Registro de individuos y de semillas

Para poder acceder como usuario, tercero cultivador, ONG o médico tratante al cannabis medicinal es necesario tener un usuario en Argentina.gob.ar. El perfil de los usuarios se dividen en: persona en tratamiento con fórmula de cannabis medicinal; representante de esa persona; cultivador para familiar o allegado; ONGs vinculadas a la salud, y profesional de salud que prescribe el cannabis con fines medicinales.

La autorización del registro contiene la información del solicitante, el código de seguridad QR y la imagen del certificado.

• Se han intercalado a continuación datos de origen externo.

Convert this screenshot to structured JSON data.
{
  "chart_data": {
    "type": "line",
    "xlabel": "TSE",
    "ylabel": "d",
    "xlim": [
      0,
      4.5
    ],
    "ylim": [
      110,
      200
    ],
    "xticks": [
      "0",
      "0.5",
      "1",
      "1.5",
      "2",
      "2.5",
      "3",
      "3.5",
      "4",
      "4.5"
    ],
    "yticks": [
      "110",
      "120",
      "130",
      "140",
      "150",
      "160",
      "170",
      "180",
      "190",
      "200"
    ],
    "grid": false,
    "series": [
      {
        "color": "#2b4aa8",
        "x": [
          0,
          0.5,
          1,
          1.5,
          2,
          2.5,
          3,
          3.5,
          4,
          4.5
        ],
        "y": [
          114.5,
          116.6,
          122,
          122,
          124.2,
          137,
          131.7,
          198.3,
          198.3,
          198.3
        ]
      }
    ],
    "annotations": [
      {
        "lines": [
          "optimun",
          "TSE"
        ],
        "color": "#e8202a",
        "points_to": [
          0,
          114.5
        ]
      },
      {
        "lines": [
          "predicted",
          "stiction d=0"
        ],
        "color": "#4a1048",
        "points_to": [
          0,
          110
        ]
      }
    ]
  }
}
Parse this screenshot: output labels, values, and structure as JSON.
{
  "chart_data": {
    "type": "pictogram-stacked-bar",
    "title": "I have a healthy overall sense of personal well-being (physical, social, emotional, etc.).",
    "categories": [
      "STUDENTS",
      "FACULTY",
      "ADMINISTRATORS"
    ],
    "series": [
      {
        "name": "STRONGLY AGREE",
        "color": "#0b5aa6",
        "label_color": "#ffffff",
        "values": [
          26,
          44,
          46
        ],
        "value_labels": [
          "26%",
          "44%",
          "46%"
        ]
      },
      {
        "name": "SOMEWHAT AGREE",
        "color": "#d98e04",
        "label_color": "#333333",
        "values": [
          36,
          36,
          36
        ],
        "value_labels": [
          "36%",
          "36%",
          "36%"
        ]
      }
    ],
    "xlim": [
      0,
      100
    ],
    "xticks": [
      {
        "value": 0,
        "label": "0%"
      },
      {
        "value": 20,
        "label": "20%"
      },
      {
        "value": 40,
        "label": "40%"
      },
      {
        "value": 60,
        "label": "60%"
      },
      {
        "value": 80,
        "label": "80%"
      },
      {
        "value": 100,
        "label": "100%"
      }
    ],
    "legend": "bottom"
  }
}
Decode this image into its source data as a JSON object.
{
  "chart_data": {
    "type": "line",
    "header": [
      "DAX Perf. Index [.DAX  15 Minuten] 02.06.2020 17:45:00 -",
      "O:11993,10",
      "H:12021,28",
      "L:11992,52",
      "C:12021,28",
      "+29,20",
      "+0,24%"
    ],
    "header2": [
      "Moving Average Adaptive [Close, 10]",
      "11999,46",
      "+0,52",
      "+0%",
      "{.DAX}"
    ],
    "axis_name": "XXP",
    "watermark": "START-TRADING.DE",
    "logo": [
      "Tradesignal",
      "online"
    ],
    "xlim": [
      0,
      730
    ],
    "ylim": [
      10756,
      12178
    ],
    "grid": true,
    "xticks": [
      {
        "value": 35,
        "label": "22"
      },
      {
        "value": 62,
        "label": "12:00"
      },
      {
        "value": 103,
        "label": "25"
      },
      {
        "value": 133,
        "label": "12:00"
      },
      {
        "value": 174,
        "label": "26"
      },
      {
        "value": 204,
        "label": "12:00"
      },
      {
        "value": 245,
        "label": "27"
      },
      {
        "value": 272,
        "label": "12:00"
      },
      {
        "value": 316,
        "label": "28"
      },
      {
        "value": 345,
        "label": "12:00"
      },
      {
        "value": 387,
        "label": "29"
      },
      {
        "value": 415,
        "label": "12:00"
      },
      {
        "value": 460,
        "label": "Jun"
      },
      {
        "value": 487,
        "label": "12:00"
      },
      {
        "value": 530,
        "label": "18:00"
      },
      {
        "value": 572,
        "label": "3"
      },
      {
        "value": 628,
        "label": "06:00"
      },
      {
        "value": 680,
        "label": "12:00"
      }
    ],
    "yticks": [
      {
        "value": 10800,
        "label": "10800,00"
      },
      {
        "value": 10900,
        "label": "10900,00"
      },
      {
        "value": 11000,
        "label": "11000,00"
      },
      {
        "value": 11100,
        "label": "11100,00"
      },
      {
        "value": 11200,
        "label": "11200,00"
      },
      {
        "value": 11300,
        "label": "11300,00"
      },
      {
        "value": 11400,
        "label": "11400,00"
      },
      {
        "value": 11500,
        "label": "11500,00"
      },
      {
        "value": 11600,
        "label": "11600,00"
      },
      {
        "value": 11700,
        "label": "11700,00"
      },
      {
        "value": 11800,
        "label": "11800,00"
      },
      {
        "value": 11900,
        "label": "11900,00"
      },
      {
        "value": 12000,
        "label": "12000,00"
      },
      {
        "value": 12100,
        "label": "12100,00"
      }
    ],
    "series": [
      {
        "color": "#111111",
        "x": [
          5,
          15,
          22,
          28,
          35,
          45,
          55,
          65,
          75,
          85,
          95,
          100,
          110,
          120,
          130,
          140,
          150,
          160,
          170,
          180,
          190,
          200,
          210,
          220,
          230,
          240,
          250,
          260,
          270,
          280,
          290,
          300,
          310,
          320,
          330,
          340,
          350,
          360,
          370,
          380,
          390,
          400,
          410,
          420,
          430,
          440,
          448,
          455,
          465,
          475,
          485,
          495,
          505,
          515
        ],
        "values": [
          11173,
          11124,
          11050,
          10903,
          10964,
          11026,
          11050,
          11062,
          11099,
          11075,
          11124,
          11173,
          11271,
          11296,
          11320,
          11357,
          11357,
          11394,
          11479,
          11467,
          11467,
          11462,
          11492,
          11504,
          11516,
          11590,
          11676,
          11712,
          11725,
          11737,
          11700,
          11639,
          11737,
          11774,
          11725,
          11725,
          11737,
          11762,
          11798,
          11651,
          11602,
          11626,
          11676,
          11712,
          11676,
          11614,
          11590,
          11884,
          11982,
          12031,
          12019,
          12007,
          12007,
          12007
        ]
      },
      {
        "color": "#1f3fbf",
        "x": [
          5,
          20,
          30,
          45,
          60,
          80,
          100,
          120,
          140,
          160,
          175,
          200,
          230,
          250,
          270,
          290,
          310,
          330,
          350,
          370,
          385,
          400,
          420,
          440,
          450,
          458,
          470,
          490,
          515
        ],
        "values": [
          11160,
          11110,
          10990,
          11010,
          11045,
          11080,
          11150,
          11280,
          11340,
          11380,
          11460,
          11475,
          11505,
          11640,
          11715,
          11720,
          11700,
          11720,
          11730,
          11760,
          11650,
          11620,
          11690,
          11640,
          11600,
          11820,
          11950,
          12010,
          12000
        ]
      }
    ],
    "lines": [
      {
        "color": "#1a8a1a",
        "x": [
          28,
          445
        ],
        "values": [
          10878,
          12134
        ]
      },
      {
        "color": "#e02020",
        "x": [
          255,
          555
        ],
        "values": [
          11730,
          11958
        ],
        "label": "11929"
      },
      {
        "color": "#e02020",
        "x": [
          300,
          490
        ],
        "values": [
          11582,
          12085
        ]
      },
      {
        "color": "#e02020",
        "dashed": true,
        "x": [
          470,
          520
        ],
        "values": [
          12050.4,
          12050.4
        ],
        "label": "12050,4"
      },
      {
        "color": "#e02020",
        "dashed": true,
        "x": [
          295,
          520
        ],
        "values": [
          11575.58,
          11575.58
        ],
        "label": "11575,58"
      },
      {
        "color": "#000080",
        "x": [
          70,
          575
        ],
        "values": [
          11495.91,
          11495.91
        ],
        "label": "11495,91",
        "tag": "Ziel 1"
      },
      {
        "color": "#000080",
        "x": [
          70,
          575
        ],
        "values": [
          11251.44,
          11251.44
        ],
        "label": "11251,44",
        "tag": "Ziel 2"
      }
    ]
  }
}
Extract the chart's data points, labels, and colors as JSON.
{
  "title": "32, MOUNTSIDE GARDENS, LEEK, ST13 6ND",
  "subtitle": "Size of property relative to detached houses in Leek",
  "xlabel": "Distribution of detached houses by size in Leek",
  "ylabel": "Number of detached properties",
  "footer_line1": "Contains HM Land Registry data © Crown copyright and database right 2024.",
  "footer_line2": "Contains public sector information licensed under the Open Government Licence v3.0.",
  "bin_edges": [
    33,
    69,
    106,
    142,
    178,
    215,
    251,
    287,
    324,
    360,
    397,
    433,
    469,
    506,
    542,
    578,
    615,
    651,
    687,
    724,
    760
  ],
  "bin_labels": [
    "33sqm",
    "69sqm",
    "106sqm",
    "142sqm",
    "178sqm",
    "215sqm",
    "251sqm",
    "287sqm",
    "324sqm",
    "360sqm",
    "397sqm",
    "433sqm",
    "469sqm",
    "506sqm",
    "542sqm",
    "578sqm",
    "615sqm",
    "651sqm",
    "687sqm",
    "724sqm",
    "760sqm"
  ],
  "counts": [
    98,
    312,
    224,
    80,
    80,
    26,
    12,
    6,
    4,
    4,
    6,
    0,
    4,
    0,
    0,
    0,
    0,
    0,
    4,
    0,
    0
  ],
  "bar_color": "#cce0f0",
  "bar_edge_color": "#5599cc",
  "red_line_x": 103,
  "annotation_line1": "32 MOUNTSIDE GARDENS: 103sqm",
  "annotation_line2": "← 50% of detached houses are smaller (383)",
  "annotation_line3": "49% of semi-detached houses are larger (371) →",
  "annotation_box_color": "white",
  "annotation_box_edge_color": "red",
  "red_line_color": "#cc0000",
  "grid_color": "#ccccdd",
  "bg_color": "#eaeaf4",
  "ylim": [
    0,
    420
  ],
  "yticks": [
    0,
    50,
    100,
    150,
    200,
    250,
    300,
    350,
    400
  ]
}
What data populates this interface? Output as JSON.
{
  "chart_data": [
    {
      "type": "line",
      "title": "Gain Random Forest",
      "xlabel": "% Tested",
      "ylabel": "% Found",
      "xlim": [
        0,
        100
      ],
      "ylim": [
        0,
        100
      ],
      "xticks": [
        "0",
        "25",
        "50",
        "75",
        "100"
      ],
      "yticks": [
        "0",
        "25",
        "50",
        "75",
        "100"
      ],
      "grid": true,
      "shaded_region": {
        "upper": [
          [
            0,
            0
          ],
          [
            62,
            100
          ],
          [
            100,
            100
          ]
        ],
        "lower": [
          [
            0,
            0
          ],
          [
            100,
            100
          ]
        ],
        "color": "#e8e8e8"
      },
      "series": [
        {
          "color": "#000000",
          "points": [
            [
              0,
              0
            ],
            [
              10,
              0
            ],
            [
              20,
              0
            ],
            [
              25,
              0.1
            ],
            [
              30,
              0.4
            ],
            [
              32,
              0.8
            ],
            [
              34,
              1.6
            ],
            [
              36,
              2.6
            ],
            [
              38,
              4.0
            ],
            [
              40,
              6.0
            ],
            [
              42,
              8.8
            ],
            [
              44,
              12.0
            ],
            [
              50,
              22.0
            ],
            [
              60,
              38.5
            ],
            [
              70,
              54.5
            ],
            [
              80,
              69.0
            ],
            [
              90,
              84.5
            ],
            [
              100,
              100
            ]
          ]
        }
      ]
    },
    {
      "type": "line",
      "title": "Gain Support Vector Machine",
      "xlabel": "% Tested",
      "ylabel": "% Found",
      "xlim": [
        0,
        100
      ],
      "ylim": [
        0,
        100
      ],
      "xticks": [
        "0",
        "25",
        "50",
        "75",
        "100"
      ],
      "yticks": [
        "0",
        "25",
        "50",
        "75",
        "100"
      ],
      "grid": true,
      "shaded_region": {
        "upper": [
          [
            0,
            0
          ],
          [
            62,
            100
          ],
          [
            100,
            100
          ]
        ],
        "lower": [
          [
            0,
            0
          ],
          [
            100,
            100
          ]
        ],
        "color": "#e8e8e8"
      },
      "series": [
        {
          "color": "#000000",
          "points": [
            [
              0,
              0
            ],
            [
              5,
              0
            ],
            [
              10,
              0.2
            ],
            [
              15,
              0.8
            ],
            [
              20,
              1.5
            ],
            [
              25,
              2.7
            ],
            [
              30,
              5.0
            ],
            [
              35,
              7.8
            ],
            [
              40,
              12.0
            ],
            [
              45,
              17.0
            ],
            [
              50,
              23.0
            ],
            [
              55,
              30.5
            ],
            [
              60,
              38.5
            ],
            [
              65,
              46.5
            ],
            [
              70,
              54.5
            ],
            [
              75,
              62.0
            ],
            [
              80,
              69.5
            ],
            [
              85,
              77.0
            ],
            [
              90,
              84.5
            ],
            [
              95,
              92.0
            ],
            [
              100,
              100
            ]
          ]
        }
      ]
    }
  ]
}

Otro de los puntos a tener en cuenta es que las personas que registren un autocultivo ante el Ministerio de Salud no quedan contemplados en la trazabilidad que hace el Instituto Nacional de Semillas (INASE) “desde la siembra hasta la cosecha de la planta de cannabis medicinal”.

Para Valeria Salech, fundadora de la ONG Mamá Cultiva, la falta de semillas registradas en INASE provocará un “tardío funcionamiento del Reprocann”.

Además, el germoplasma que no haya sido ingresado o declarado con origen genérico cierto ante INASE no podrá solicitar inscripciones ante los distintos registros de ese organismo.